The exurbs are pushing the highest level of overvaluation in the country. An exurb is a major city’s distant suburbs, typically with a fraction of the density. They observed 73.6% overvaluation in these markets. They defined the region as Barrie, Guelph, Hamilton, Kitchener-Waterloo, London, Niagara, Orillia, St. Catharines, and Windsor.
The gap between home prices flattening across a region is a often a bubble warning. Buyers are reducing the premium for amenities to buy whatever their mortgage allows. The assumption is amenities in the area will catch up later. However, they’re pricing in years of future growth.
BC, Quebec, and Atlantic Canada Are All More Than 20% Overvalued
The rest of Canada’s frothy markets almost seem like a deal compared to Toronto. Quebec (32.6% overvalued) and Atlantic Canada (34.7%) used to be affordability hubs. Now they only look affordable relative to Ontario.
British Columbia (BC) is always surprising, since home prices are so steep. BC (21.4%) is very overvalued but not nearly to the extent as say, Ontario. Moody’s had the region near fair value, which may also shock people in Vancouver or Victoria. Hard to believe, we know.
Canada’s Prairies Are Mostly Undervalued, But Don’t Tell Ontario Before They Ruin It
Believe it or not, some provinces managed to maintain healthy valuations. Both Alberta (-5.0%) and Saskatchewan (-3.4%) were undervalued in Q1 2022. Over in Manitoba (12.3%), the market is still overvalued. However, it’s small enough that a regular market fluctuation can work that out.
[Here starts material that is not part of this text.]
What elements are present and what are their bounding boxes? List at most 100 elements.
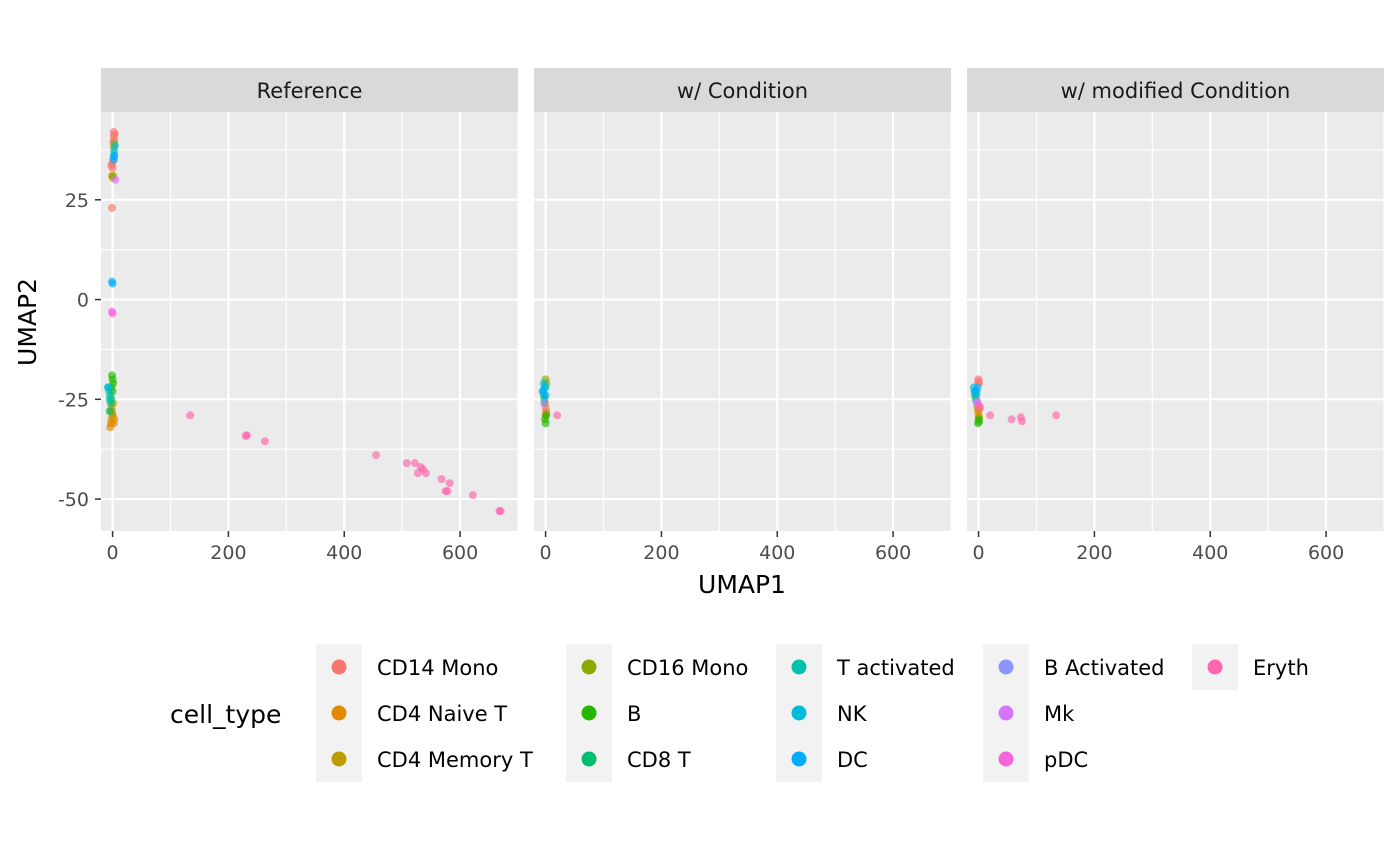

Most of Canada’s real estate markets are significantly overvalued, as buyers price in years of growth. Nowhere is that more true than Greater Toronto — ask around and many will explain it’s the next NYC. From Windsor to Pickering, people think Manhattan skylines will cover a region 178x larger than NYC. It’s unclear how many of those people know the median sale price across Greater Toronto (C$1,098,000) is now higher than NYC (C$971,000). Don’t tell them, it’ll be much better as a surprise.